While much attention has been given to how the world’s Anglican bishops have sought ways of mending relationships fractured by deep divisions over homosexuality, there were a host of other life and death global issues that preoccupied them.
The conference ended with a 42-page document, entitled Lambeth Indaba, Capturing Conversations and Reflections which they called a “narrative” that seeks to “describe our lived experiences and the open and honest discussions we have had together.”
In it, aside from addressing issues around human sexuality and unity, the bishops expressed their views on ecumenism, human and social justice, the environment, relations with other world religions, strengthening Anglican identity, and issued statements of solidarity to people around the world who are in situations of conflict.
Archbishop Fred Hiltz, primate of the Anglican Church of Canada, said that the conference had, as a whole, been “consistent” with the theme of equipping bishops as leaders in mission. “The mission of the church in the world was a really major focus, particularly in the first half of the conference,” he said in an interview with the Anglican Journal. “We talked about everything from evangelism to our work with other churches to things like the Millennium Development Goals.” On the environment, the bishops noted that the stories that they have shared with one another “give a picture of a global crisis.” They noted that environment is “the top priority for some provinces and must be a high priority for all of us.” In developing countries and among indigenous peoples, notably the Arctic, “safeguarding creation is a day to day activity, not an intellectual exercise.”

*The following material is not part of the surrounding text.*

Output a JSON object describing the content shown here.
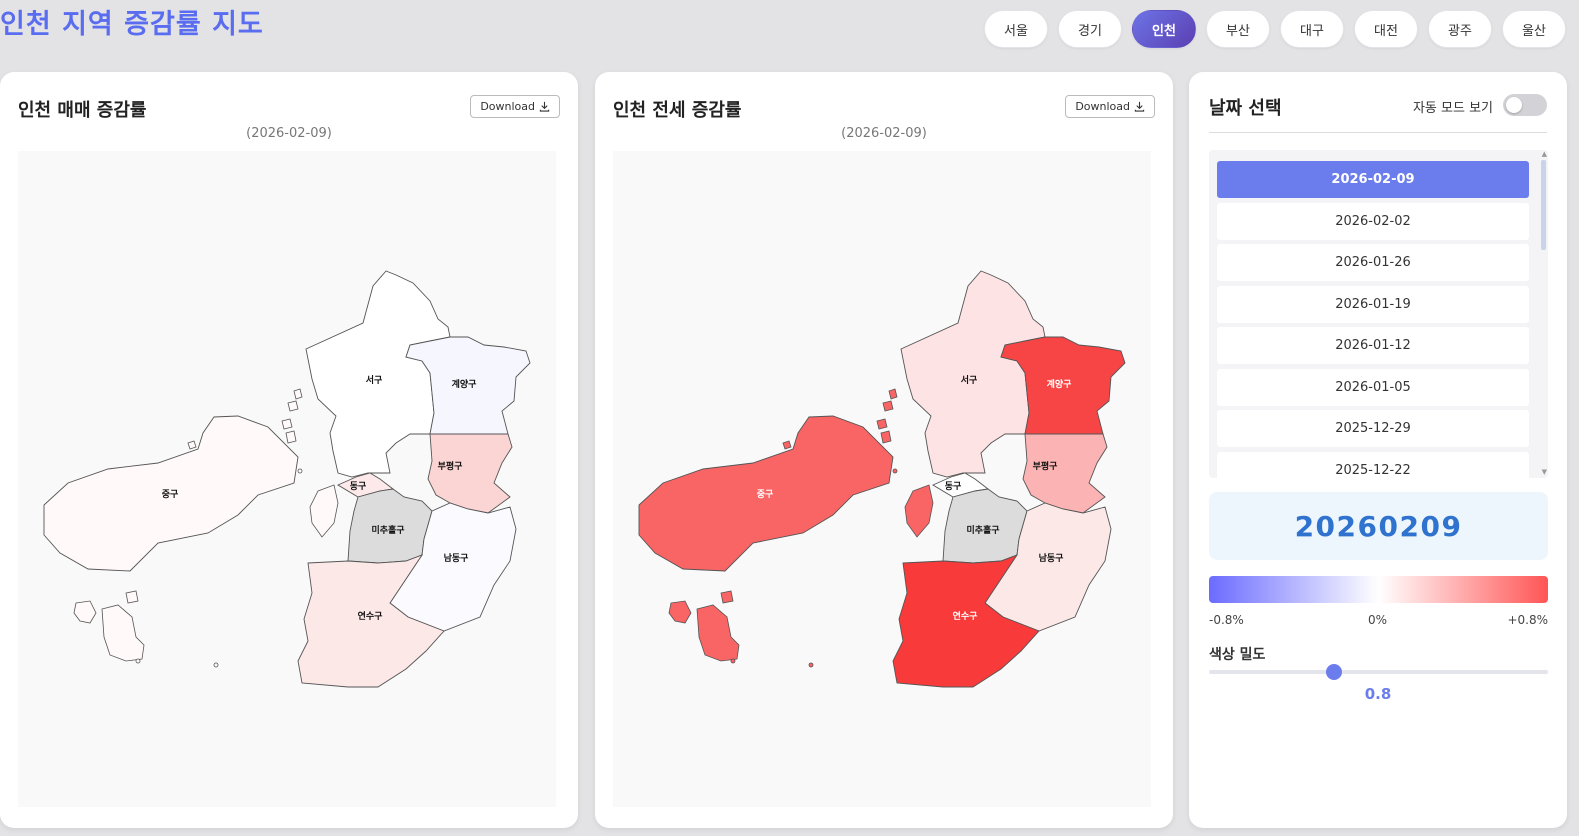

[pullquote]Bishops of the Anglican Communion “should take a leading role by example, modeling a simpler lifestyle, using a carbon offset for meeting travel, or traveling less,” the Reflections document said.
Addressing human and social justice issues, the bishops said that “the violence meted out to women and children within the body of Christ is violence done to the body of Christ.” They reiterated their commitment to push governments to meet their commitment to the UN Millennium Development Goals, including halving poverty by 2015.
On ecumenism, the bishops reaffirmed the Communion’s commitment to “the full visible unity of the church,” and noted that this “strong desire” received “physical expression” at this conference.
The statements of solidarity include:
- A call for Zimbabwean President Robert Mugabe “to stop harassing the bishops and the faithful of our church.”
- A “strong support” for bishops who are working in “extreme and trying conditions” in Africa, including those who address “dehumanizing conditions” in Sudan, xenophobic violence in South Africa and conflict in Zimbabwe.
- An expression of support for the reunification of the Korean peninsula for establishing permanent peace in North East Asia, and for Nippon Sei Ko Kai (The Anglican Communion in Japan), “which is leading a peace movement for protecting the Peace Constitution for settlement of peace in Northeast Asia.”
- Support for Australia’s indigenous peoples, both Aboriginal and Torres Strait Islanders. “We applaud the apology made by Prime Minister Kevin Rudd and acknowledge that the journey towards reconciliation has only just begun, particularly in relation to remote aboriginal communities in Australia.”